Si pensa che sia una delle più accurate ricostruzioni di un tempio dorico esistenti in tutta l'Europa. |
La maestosa villa a tre piani di stile georgiano
risale, nel suo aspetto attuale, al 19º secolo. Le sue stanze hanno ospitato, nel corso degli anni, politici
influenti, industriali ed illustri gentiluomini. Una delle stanze più affascinanti è la biblioteca,
con il soffitto in stucco realizzato dal Vassalli; è una stanza delle illusioni, con una serie di specchi,
posizionati in modo tale da dare l'illusione di essere una vasta biblioteca, e i suoi passaggi segreti nascosti tra
gli scaffali. Il sontuoso salotto e le camere da letto, che una volta erano occupate dalla principessa Vittoria dalla
figlia, la duchessa di Kent, offrono una spettacolare vista sui variopinti giardini terrazzati. Particolarmente
interessante è anche il salone Anson e la stanza adiacente, che contengono molti cimeli di famiglia, tra cui
il meraviglioso servizio di porcellane cinesi del 18º secolo, che George Anson portò con sé al
ritorno dal suo viaggio di circumnavigazione del globo, ed un modello in scala della HMS Centurion, la nave dell'ammiraglio
Anson. |
[1] In Italia, il libro è stato pubblicato dalla Mondadori, con il titolo "Il Santo Graal". Una recensione di questo saggio si trova in questo sito, nella pagina della bibliografia dedicata alle fonti ispiratrici.

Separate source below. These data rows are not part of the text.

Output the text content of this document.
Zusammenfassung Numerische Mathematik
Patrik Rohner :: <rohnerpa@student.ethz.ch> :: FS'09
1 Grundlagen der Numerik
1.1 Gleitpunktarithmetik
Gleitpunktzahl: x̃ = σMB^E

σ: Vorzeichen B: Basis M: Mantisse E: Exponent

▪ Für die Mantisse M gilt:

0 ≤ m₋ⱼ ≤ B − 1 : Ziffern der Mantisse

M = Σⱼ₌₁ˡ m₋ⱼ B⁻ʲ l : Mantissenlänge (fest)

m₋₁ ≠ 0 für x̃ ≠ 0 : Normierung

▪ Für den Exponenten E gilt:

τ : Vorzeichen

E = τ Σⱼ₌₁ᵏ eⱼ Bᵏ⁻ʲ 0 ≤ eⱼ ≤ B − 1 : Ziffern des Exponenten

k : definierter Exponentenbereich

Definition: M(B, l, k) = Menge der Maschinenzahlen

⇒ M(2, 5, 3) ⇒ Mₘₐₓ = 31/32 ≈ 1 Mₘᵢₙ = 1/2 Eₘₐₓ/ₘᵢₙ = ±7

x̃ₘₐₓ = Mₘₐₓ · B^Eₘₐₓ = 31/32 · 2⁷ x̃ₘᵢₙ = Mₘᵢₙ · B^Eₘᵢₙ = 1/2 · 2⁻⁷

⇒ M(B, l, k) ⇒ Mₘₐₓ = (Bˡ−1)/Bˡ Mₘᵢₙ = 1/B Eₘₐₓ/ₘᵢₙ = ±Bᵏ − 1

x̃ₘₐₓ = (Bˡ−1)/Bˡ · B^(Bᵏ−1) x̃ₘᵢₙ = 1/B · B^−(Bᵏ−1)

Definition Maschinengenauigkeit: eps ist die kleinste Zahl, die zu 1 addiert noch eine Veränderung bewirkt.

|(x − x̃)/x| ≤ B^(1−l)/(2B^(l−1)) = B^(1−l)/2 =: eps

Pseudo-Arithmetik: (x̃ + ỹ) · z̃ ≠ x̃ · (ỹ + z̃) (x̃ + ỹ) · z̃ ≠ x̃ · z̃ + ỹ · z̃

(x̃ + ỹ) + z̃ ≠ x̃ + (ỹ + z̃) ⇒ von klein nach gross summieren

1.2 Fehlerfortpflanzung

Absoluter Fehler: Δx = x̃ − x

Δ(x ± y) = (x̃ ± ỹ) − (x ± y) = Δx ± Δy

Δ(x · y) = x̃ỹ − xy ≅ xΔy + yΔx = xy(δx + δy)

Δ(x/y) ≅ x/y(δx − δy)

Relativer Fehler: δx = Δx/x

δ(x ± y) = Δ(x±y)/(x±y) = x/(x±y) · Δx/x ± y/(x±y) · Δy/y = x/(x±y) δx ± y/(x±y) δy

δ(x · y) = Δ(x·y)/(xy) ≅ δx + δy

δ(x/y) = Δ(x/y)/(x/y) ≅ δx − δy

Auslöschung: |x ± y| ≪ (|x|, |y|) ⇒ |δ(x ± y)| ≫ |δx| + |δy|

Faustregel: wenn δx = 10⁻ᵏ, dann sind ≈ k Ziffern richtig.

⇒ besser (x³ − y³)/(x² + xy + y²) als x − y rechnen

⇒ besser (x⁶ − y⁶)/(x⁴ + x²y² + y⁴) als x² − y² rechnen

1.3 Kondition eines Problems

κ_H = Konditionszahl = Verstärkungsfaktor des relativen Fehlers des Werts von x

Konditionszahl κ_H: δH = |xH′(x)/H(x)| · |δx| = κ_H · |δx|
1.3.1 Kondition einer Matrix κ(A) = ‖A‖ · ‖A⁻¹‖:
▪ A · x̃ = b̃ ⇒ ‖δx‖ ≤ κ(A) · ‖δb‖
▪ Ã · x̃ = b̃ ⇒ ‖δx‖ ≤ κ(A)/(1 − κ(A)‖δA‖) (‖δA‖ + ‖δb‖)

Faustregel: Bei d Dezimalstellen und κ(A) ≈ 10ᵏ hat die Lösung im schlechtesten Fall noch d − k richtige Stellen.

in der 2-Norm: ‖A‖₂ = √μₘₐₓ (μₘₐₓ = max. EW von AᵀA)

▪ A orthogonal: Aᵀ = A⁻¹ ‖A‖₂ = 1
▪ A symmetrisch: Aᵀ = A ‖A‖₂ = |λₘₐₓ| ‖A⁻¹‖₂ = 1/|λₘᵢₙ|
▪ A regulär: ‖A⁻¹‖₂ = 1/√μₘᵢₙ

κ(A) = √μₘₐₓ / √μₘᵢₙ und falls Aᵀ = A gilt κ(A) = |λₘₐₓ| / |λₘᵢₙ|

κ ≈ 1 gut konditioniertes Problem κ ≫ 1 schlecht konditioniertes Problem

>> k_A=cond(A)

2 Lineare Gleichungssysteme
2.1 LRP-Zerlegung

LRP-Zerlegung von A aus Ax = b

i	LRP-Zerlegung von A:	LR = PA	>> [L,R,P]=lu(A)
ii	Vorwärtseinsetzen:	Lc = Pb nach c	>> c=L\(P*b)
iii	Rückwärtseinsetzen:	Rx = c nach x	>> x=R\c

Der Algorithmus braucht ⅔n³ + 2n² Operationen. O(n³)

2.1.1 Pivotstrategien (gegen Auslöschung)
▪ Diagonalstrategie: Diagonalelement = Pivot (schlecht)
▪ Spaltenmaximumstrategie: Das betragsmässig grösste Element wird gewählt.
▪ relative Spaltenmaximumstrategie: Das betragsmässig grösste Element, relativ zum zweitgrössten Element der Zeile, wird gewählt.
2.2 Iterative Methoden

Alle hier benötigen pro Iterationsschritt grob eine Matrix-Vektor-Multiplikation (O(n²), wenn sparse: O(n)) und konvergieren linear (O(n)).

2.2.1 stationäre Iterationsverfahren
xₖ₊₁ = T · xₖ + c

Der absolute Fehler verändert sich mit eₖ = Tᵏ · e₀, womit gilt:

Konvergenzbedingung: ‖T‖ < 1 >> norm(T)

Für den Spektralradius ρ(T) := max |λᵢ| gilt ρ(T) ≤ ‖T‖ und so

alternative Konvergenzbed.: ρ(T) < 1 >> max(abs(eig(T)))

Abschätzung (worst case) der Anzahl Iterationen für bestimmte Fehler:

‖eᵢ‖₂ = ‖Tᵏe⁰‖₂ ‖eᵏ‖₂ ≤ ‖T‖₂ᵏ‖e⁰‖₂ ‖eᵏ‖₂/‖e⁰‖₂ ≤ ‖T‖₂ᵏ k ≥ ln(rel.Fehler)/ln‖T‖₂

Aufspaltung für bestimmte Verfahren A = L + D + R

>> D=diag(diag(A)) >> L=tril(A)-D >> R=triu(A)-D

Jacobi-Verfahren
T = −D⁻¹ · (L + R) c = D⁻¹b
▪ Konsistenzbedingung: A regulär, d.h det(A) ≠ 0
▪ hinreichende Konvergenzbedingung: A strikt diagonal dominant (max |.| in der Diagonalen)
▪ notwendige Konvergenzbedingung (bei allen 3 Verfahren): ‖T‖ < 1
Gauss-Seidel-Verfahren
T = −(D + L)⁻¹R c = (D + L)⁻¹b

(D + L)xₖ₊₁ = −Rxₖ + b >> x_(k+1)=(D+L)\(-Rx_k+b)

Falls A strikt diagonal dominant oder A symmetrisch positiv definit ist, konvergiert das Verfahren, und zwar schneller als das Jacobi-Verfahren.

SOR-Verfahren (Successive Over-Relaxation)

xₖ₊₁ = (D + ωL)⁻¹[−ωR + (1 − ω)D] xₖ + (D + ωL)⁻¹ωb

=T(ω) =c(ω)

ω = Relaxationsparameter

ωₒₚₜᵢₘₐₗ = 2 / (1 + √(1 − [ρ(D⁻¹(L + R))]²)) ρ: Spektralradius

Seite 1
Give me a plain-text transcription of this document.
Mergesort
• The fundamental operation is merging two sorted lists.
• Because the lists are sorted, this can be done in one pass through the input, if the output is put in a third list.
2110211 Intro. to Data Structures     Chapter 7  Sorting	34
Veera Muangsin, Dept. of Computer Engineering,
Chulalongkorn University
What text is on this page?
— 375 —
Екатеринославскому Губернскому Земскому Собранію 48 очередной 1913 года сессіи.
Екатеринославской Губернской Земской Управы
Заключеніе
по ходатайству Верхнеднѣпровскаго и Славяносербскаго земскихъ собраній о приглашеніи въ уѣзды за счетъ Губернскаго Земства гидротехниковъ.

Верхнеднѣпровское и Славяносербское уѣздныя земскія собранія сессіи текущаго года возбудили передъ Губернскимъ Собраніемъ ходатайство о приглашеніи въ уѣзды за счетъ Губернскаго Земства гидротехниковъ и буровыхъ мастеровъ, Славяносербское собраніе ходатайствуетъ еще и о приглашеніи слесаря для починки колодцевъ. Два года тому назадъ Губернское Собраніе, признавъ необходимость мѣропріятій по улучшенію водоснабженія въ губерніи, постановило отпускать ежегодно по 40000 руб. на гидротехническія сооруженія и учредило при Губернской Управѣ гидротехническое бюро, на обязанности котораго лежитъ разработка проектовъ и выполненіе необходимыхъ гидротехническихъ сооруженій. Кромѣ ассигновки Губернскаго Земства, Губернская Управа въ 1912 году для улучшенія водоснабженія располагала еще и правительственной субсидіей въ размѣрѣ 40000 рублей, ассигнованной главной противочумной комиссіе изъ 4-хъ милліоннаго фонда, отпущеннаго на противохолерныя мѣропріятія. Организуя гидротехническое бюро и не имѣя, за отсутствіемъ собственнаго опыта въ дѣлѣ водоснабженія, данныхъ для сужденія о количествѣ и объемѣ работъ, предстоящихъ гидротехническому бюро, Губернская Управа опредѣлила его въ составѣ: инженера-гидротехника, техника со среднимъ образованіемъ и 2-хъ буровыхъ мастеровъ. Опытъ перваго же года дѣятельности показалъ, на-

[2] Di fatto, gli illustri crittologi di Bletchey Park arrivarono in Shugborough Hill nel 2004, e cominciarono a passare al setaccio quanti più archivi storici che poterono, alla ricerca di indizi. Dopo circa sei mesi di intense ricerche e di tentativi di decifrazione, essi rivelarono i risultati delle loro scoperte nel corso di uno speciale televisivo realizzato dalla emittente inglese BBC. Le loro opinioni furono, sorprendentemente, discordi. Sheila Lawn, veterana criptoanalista della Seconda Guerra Mondiale, era del parere che il codice fosse in realtà un messaggio d'amore, acronimo di una frase in latino. Suo marito Oliver, invece, riteneva che dietro la frase si potesse una soluzione di carattere più mistico, legata ai Cavalieri Templari, custodi del Santo Graal. La migliore soluzione fu data però da un altro criptoanalista, rimasto anonimo, il quale propose la seguente soluzione, legata ai Templari: "JESUS H DEFY". La lettera 'H', in questo contesto, deve essere intesa come la lettera greca 'Chi', iniziale di Cristo (Christos, in greco), e deve essere associata, secondo l'analista, all'eresia templare che vedeva Cristo come un comune uomo, e non come Figlio di Dio. Come e perché l'autore sia giunto a questa scoperta, ovviamente, non è stato rivelato. Manca ogni sorta di supporto crittografico. Il tutto fa pensare che in realtà gli esperti di Bletchey Park non sono riusciti a cavare un ragno dal buco, ma dovettero inventare qualcosa pur di non deludere la BBC e i suoi telespettatori...
[3] Il metodo, in pratica, funziona così: supponendo di assegnare un valore numerico a ciascuna lettera, corrispondente alla posizione dell'alfabeto (per cui A = 1, B = 2, … , Z = 26), si sommano i valori corrispondenti a ciascuna coppia. Se il risultato fosse maggiore di 26, si sottrae 26 finché non si riporta il valore ad un numero compreso tra 1 e 26. Ad esempio, per la prima coppia di lettere, si ha: O (15) + E (5) = 20, cioè ‘T', mentre per la seconda si ha: U (21) + F (6) = 27 – 26 = 1, cioè ‘A'. Si potrebbe obiettare che l'alfabeto norvegese moderno conta 29 lettere anziché 26, ma così non era all'epoca in cui il lo Shepherd's Monument venne realizzato.